• Contacto
  • Barcos
  • Portal del suscriptor
miércoles 10 de diciembre de 2025   - 04:40 CET
El Faro de Melilla
  • Sucesos
  • Frontera
  • Tribunales
  • Sociedad
  • Cultura
  • Educación
  • Política
  • Deportes
  • Marruecos
  • Opinión
Sin resultados
Ver todos los resultados
El Faro de Melilla
  • Sucesos
  • Frontera
  • Tribunales
  • Sociedad
  • Cultura
  • Educación
  • Política
  • Deportes
  • Marruecos
  • Opinión
Sin resultados
Ver todos los resultados
El Faro de Melilla
Sin resultados
Ver todos los resultados
Inicio » Opinión

Justicia para quién

El Gobierno de Pedro Sánchez aprobará hoy un decreto ley para que sean los bancos y no los clientes quienes asuman el impuesto de actos jurídicos documentados

por Tania Costa
08/11/2018 07:58 CET

Compartir en WhatsappCompartir en FacebookCompartir en Twitter

El Gobierno de Pedro Sánchez aprobará hoy un decreto ley para obligar a los bancos a pagar el impuesto de actos jurídicos documentados que el Tribunal Supremo considera que deben abonar los clientes.

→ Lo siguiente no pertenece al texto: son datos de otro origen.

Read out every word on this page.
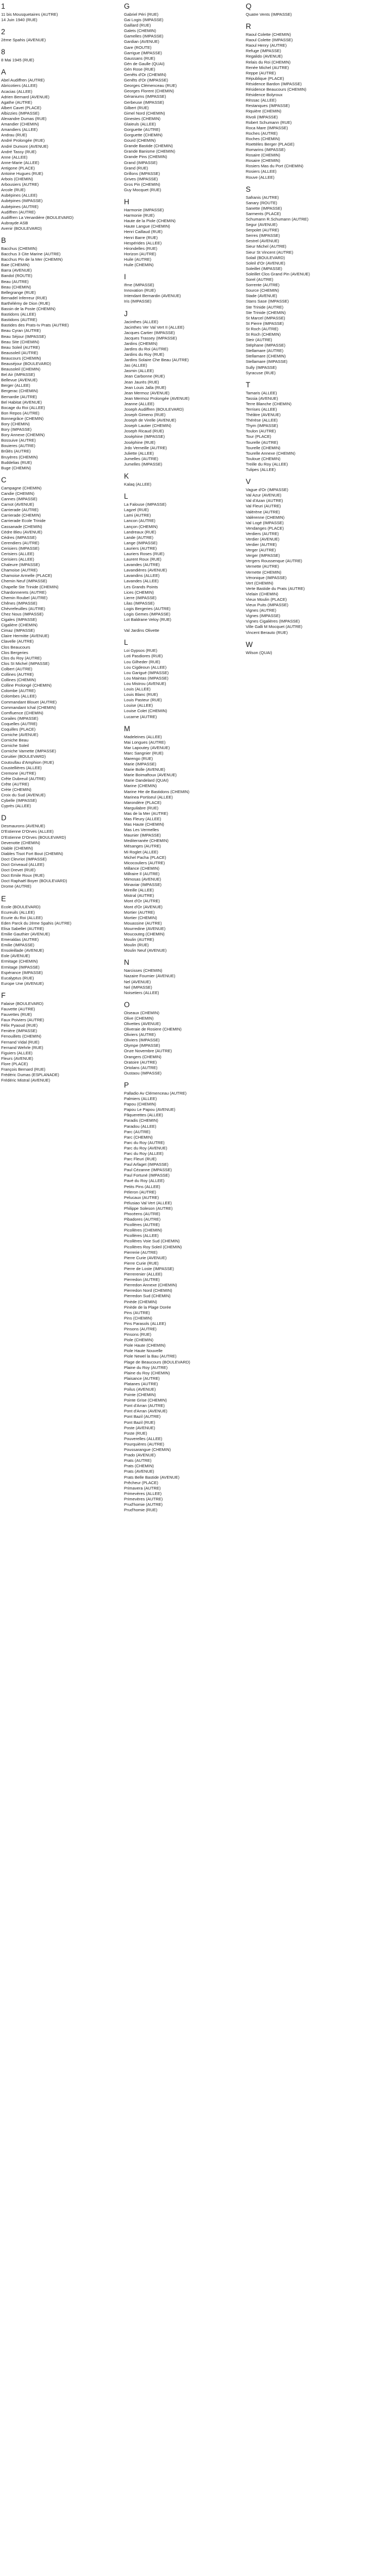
1
11 bis Mousquetaires (AUTRE)
14 Juin 1940 (RUE)
2
2ème Spahis (AVENUE)
8
8 Mai 1945 (RUE)
A
Abel Audiffren (AUTRE)
Abricotiers (ALLEE)
Acacias (ALLEE)
Adrien Bernard (AVENUE)
Agathe (AUTRE)
Albert Cavet (PLACE)
Albizzies (IMPASSE)
Alexandre Dumas (RUE)
Amandier (CHEMIN)
Amandiers (ALLEE)
Andrau (RUE)
André Prolongée (RUE)
André Dumont (AVENUE)
André Tassy (RUE)
Anne (ALLEE)
Anne-Marie (ALLEE)
Antigone (PLACE)
Antoine Hugues (RUE)
Arbois (CHEMIN)
Arbousiers (AUTRE)
Arcole (RUE)
Aubépines (ALLEE)
Aubépines (IMPASSE)
Aubépines (AUTRE)
Audiffren (AUTRE)
Audiffren La Venardière (BOULEVARD)
Aubrayde ASB
Avenir (BOULEVARD)
B
Bacchus (CHEMIN)
Bacchus 3 Cite Marine (AUTRE)
Bacchus Pin de la Mer (CHEMIN)
Baie (CHEMIN)
Barra (AVENUE)
Bandol (ROUTE)
Beau (AUTRE)
Beau (CHEMIN)
Bellegrange (RUE)
Bernadel Inferreur (RUE)
Barthélémy de Dion (RUE)
Bassin de la Poste (CHEMIN)
Bastidons (ALLEE)
Bastidons (AUTRE)
Bastides des Prats-Iv Prats (AUTRE)
Beau Cyran (AUTRE)
Beau Séjour (IMPASSE)
Beau Site (CHEMIN)
Beau Soleil (AUTRE)
Beausoleil (AUTRE)
Beaucours (CHEMIN)
Beauséjour (BOULEVARD)
Beausoleil (CHEMIN)
Bel Air (IMPASSE)
Bellevue (AVENUE)
Berger (ALLEE)
Bergerac (CHEMIN)
Bernardie (AUTRE)
Bel Habitat (AVENUE)
Bocage du Roi (ALLEE)
Bon Repos (AUTRE)
Bonnegrâce (CHEMIN)
Bory (CHEMIN)
Bory (IMPASSE)
Bory Annexe (CHEMIN)
Bossuive (AUTRE)
Bouieres (AUTRE)
Brûlés (AUTRE)
Bruyères (CHEMIN)
Buddelias (RUE)
Buge (CHEMIN)
C
Campagne (CHEMIN)
Candie (CHEMIN)
Cannes (IMPASSE)
Carnot (AVENUE)
Carrierade (AUTRE)
Carrierade (CHEMIN)
Carrierade Ecole Trinide
Cassanade (CHEMIN)
Cèdre Bleu (AVENUE)
Cèdres (IMPASSE)
Cerendiers (AUTRE)
Cerisiers (IMPASSE)
Cerisiers (ALLEE)
Cerisiers (ALLEE)
Chaleure (IMPASSE)
Chamoise (AUTRE)
Chamoise Armelle (PLACE)
Chemin Neuf (IMPASSE)
Chapelle Ste Trinide (CHEMIN)
Chardonnerets (AUTRE)
Chemin Roubel (AUTRE)
Chênes (IMPASSE)
Chèvrefeuilles (AUTRE)
Chez Nous (IMPASSE)
Cigales (IMPASSE)
Cigalière (CHEMIN)
Cimaz (IMPASSE)
Claire Hermitte (AVENUE)
Clavelle (AUTRE)
Clos Beaucours
Clos Bergeries
Clos du Roy (AUTRE)
Clos St Michel (IMPASSE)
Colbert (AUTRE)
Collines (AUTRE)
Collines (CHEMIN)
Colline Prolongé (CHEMIN)
Colombe (AUTRE)
Colombes (ALLEE)
Commandant Blouet (AUTRE)
Commandant Ichal (CHEMIN)
Comfluence (CHEMIN)
Corailes (IMPASSE)
Coquelles (AUTRE)
Coquilles (PLACE)
Corniche (AVENUE)
Corniche Beau
Corniche Soleil
Corniche Varnette (IMPASSE)
Coruitier (BOULEVARD)
Coutoullau d'Amphion (RUE)
Coustellières (ALLEE)
Cremone (AUTRE)
Crête Dubreuil (AUTRE)
Crête (AUTRE)
Crète (CHEMIN)
Croix du Sud (AVENUE)
Cybelle (IMPASSE)
Cyprès (ALLEE)
D
Desmaurons (AVENUE)
D'Estienne D'Orves (ALLEE)
D'Estienne D'Orves (BOULEVARD)
Devenotte (CHEMIN)
Diable (CHEMIN)
Diables Tisot Fort Bout (CHEMIN)
Doct Clevriot (IMPASSE)
Doct Griveaud (ALLEE)
Doct Drevet (RUE)
Doct Emile Roux (RUE)
Doct Raphaël Boyer (BOULEVARD)
Drome (AUTRE)
E
Ecole (BOULEVARD)
Ecureuils (ALLEE)
Ecurie du Roi (ALLEE)
Eden Parck du 2ème Spahis (AUTRE)
Elisa Sabellet (AUTRE)
Emilie Gauthier (AVENUE)
Emeraldas (AUTRE)
Emilie (IMPASSE)
Ensoleillade (AVENUE)
Eole (AVENUE)
Ermitage (CHEMIN)
Ermitage (IMPASSE)
Espérance (IMPASSE)
Eucalyptus (RUE)
Europe Une (AVENUE)
F
Falaise (BOULEVARD)
Fauvette (AUTRE)
Fauvettes (RUE)
Faux Poiviers (AUTRE)
Félix Pyaoud (RUE)
Fenière (IMPASSE)
Fenouillets (CHEMIN)
Fernand Vidal (RUE)
Fernand Wehrle (RUE)
Figuiers (ALLEE)
Fleurs (AVENUE)
Flore (PLACE)
François Bernard (RUE)
Frédéric Dumas (ESPLANADE)
Frédéric Mistral (AVENUE)
G
Gabriel Péri (RUE)
Gai Logis (IMPASSE)
Gaillard (RUE)
Galets (CHEMIN)
Gamelles (IMPASSE)
Gardian (AVENUE)
Gare (ROUTE)
Garrigue (IMPASSE)
Gaussans (RUE)
Gén de Gaulle (QUAI)
Gén Rose (RUE)
Genêts d'Or (CHEMIN)
Genêts d'Or (IMPASSE)
Georges Clémenceau (RUE)
Georges Florent (CHEMIN)
Géraniums (IMPASSE)
Gerbeuse (IMPASSE)
Gilbert (RUE)
Gimel Nord (CHEMIN)
Ginestes (CHEMIN)
Glaïeuls (ALLEE)
Gorguette (AUTRE)
Gorguette (CHEMIN)
Gourd (CHEMIN)
Grande Bastide (CHEMIN)
Grande Banisme (CHEMIN)
Grande Pins (CHEMIN)
Grand (IMPASSE)
Grand (RUE)
Grillons (IMPASSE)
Grives (IMPASSE)
Gros Pin (CHEMIN)
Guy Mocquet (RUE)
H
Harmonie (IMPASSE)
Harmonie (RUE)
Haute de la Piole (CHEMIN)
Haute Langue (CHEMIN)
Henri Caillaud (RUE)
Henri Barre (RUE)
Hespérides (ALLEE)
Hirondelles (RUE)
Horizon (AUTRE)
Huile (AUTRE)
Huile (CHEMIN)
I
Ifrne (IMPASSE)
Innovation (RUE)
Intendant Bernardin (AVENUE)
Iris (IMPASSE)
J
Jacinthes (ALLEE)
Jacinthes Ver Val Vert II (ALLEE)
Jacques Cartier (IMPASSE)
Jacques Trassey (IMPASSE)
Jardins (CHEMIN)
Jardins du Roi (AUTRE)
Jardins du Roy (RUE)
Jardins Solaire Che Beau (AUTRE)
Jas (ALLEE)
Jasmin (ALLEE)
Jean Carbonne (RUE)
Jean Jaurès (RUE)
Jean Louis Jalla (RUE)
Jean Mermoz (AVENUE)
Jean Mermoz Prolongée (AVENUE)
Jeanne (ALLEE)
Joseph Audiffren (BOULEVARD)
Joseph Gimeno (RUE)
Joseph de Virelle (AVENUE)
Joseph Lautier (CHEMIN)
Joseph Ricaud (RUE)
Joséphine (IMPASSE)
Joséphine (RUE)
Jrdo Verneille (AUTRE)
Juliette (ALLEE)
Jumelles (AUTRE)
Jumelles (IMPASSE)
K
Kalaq (ALLEE)
L
La Falouse (IMPASSE)
Lagzel (RUE)
Lami (AUTRE)
Lancon (AUTRE)
Lançon (CHEMIN)
Landreaux (RUE)
Lande (AUTRE)
Lange (IMPASSE)
Lauriers (AUTRE)
Lauriers Roses (RUE)
Laurent Roux (RUE)
Lavandes (AUTRE)
Lavandières (AVENUE)
Lavandins (ALLEE)
Lavandes (ALLEE)
Les Grands Points
Lices (CHEMIN)
Lierre (IMPASSE)
Lilas (IMPASSE)
Logis Bergeries (AUTRE)
Logis Gemes (IMPASSE)
Lot Baldrane Veloy (RUE)
Val Jardins Olivette
L
Loi Gypsos (RUE)
Loti Pasdiores (RUE)
Lou Gilheder (RUE)
Lou Cigdeoun (ALLEE)
Lou Garigué (IMPASSE)
Lou Maintas (IMPASSE)
Lou Mistrou (AVENUE)
Louis (ALLEE)
Louis Blanc (RUE)
Louis Pasteur (RUE)
Louise (ALLEE)
Louise Colet (CHEMIN)
Lucarne (AUTRE)
M
Madeleines (ALLEE)
Mai Longues (AUTRE)
Mar Lapoutey (AVENUE)
Marc Sangnier (RUE)
Marengo (RUE)
Marie (IMPASSE)
Marie Bolle (AVENUE)
Marie Boimaftoux (AVENUE)
Marie Dandelard (QUAI)
Marine (CHEMIN)
Marine Hte de Bastidons (CHEMIN)
Marinea Portiseul (ALLEE)
Marondère (PLACE)
Marguilabre (RUE)
Mas de la Mer (AUTRE)
Mas Fleury (ALLEE)
Mas Haute (CHEMIN)
Mas Les Vermelles
Maunier (IMPASSE)
Mediterranée (CHEMIN)
Mésanges (AUTRE)
Mi Roglet (ALLEE)
Michel Pacha (PLACE)
Micocouliers (AUTRE)
Millance (CHEMIN)
Millraire Il (AUTRE)
Mimosas (AVENUE)
Minaviar (IMPASSE)
Mireille (ALLEE)
Mistral (AUTRE)
Mont d'Or (AUTRE)
Mont d'Or (AVENUE)
Mortier (AUTRE)
Mortier (CHEMIN)
Mouassine (AUTRE)
Mourredine (AVENUE)
Moucouteg (CHEMIN)
Moulin (AUTRE)
Moulin (RUE)
Moulin Neuf (AVENUE)
N
Narcisses (CHEMIN)
Nazaire Fournier (AVENUE)
Nel (AVENUE)
Nel (IMPASSE)
Noisetiers (ALLEE)
O
Oiseaux (CHEMIN)
Olive (CHEMIN)
Olivettes (AVENUE)
Oliveraie de Rosiere (CHEMIN)
Oliviers (AUTRE)
Oliviers (IMPASSE)
Olympe (IMPASSE)
Onze Novembre (AUTRE)
Orangers (CHEMIN)
Oratoire (AUTRE)
Ortolans (AUTRE)
Oustaou (IMPASSE)
P
Palladio Av Clémenceau (AUTRE)
Palmiers (ALLEE)
Papou (CHEMIN)
Papou Le Papou (AVENUE)
Pâquerettes (ALLEE)
Paradis (CHEMIN)
Paradou (ALLEE)
Parc (AUTRE)
Parc (CHEMIN)
Parc du Roy (AUTRE)
Parc du Roy (AVENUE)
Parc du Roy (ALLEE)
Parc Fleuri (RUE)
Paul Arfaget (IMPASSE)
Paul Cézanne (IMPASSE)
Paul Fortuné (IMPASSE)
Pavé du Roy (ALLEE)
Petits Pins (ALLEE)
Péleron (AUTRE)
Pelucaux (AUTRE)
Pélusiao Val Vert (ALLEE)
Philippe Soleson (AUTRE)
Phocéens (AUTRE)
Pibadores (AUTRE)
Picollères (AUTRE)
Picollères (CHEMIN)
Picollères (ALLEE)
Picollères Voie Sud (CHEMIN)
Picollères Roy Soleil (CHEMIN)
Pierrerie (AUTRE)
Pierre Curie (AVENUE)
Pierre Curie (RUE)
Pierre de Loste (IMPASSE)
Pierrerenier (ALLEE)
Pierredon (AUTRE)
Pierredon Annexe (CHEMIN)
Pierredon Nord (CHEMIN)
Pierredon Sud (CHEMIN)
Pinède (CHEMIN)
Pinède de la Plage Dorée
Pins (AUTRE)
Pins (CHEMIN)
Pins Parasols (ALLEE)
Pinsons (AUTRE)
Pinsons (RUE)
Piole (CHEMIN)
Piole Haute (CHEMIN)
Piole Haute Nouvelle
Piole Newel la Bau (AUTRE)
Plage de Beaucours (BOULEVARD)
Plaine du Roy (AUTRE)
Plaine du Roy (CHEMIN)
Plaisance (AUTRE)
Platanes (AUTRE)
Poilus (AVENUE)
Pointe (CHEMIN)
Pointe Grise (CHEMIN)
Pont d'Arran (AUTRE)
Pont d'Arran (AVENUE)
Pont Bazil (AUTRE)
Pont Bazil (RUE)
Poste (AVENUE)
Poste (RUE)
Pouverelles (ALLEE)
Pourquières (AUTRE)
Poussarangue (CHEMIN)
Prado (AVENUE)
Prats (AUTRE)
Prats (CHEMIN)
Prats (AVENUE)
Prats Belle Bastide (AVENUE)
Prêcheur (PLACE)
Primavera (AUTRE)
Primevères (ALLEE)
Primevères (AUTRE)
Prud'homie (AUTRE)
Prud'homie (RUE)
Q
Quatre Vents (IMPASSE)
R
Raoul Colette (CHEMIN)
Raoul Colette (IMPASSE)
Raoul Henry (AUTRE)
Refuge (IMPASSE)
Regalido (AVENUE)
Relais du Roi (CHEMIN)
Renée Michel (AUTRE)
Reppe (AUTRE)
République (PLACE)
Résidence Bardon (IMPASSE)
Résidence Beaucours (CHEMIN)
Résidence Bolyroux
Rèssac (ALLEE)
Restanques (IMPASSE)
Riquière (CHEMIN)
Rivoli (IMPASSE)
Robert Schumann (RUE)
Roca Mare (IMPASSE)
Roches (AUTRE)
Roches (CHEMIN)
Roettèles Berger (PLAGE)
Romarins (IMPASSE)
Rosaire (CHEMIN)
Rosaire (CHEMIN)
Rosiers Mas du Port (CHEMIN)
Rosiers (ALLEE)
Rouve (ALLEE)
S
Safranis (AUTRE)
Sanary (ROUTE)
Sanette (IMPASSE)
Sarments (PLACE)
Schumann R.Schumann (AUTRE)
Segur (AVENUE)
Serpolet (AUTRE)
Serres (IMPASSE)
Sestrel (AVENUE)
Sieur Michel (AUTRE)
Sieur St Vincent (AUTRE)
Solail (BOULEVARD)
Soleil d'Or (AVENUE)
Soleillet (IMPASSE)
Soleillet Clos Grand Pin (AVENUE)
Sorel (AUTRE)
Sorrente (AUTRE)
Source (CHEMIN)
Stade (AVENUE)
Stans Sase (IMPASSE)
Ste Trinide (AUTRE)
Ste Trinide (CHEMIN)
St Marcel (IMPASSE)
St Pierre (IMPASSE)
St Roch (AUTRE)
St Roch (CHEMIN)
Steir (AUTRE)
Stéphane (IMPASSE)
Stellamare (AUTRE)
Stellamare (CHEMIN)
Stellamare (IMPASSE)
Sully (IMPASSE)
Syracuse (RUE)
T
Tamaris (ALLEE)
Tassia (AVENUE)
Terre Blanche (CHEMIN)
Terrises (ALLEE)
Théâtre (AVENUE)
Thérèse (ALLEE)
Thym (IMPASSE)
Toulon (AUTRE)
Tour (PLACE)
Tourelle (AUTRE)
Tourelle (CHEMIN)
Tourelle Annexe (CHEMIN)
Touloue (CHEMIN)
Treille du Roy (ALLEE)
Tulipes (ALLEE)
V
Vague d'Or (IMPASSE)
Val Azur (AVENUE)
Val d'Azan (AUTRE)
Val Fleuri (AUTRE)
Valérène (AUTRE)
Valèrenne (CHEMIN)
Val Logé (IMPASSE)
Vendanges (PLACE)
Verdiers (AUTRE)
Verdier (AVENUE)
Verdier (AUTRE)
Verger (AUTRE)
Verger (IMPASSE)
Vergers Roussenque (AUTRE)
Vernette (AUTRE)
Vernette (CHEMIN)
Véronique (IMPASSE)
Vert (CHEMIN)
Verte Bastide du Prats (AUTRE)
Vielain (CHEMIN)
Vieux Moulin (PLACE)
Vieux Puits (IMPASSE)
Vignes (AUTRE)
Vignes (IMPASSE)
Vignes Cigalières (IMPASSE)
Ville Galli M Mocquet (AUTRE)
Vincent Berauto (RUE)
W
Wilson (QUAI)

La noticia de la rectificación del Supremo nos ha caído a muchos como un jarro de agua fría porque entre lo que nos tiene que devolver Hacienda por obligarnos a pagar impuestos por la prestación por maternidad y lo que creíamos que nos iba a devolver el banco, teníamos ya planeadas las vacaciones de Navidad.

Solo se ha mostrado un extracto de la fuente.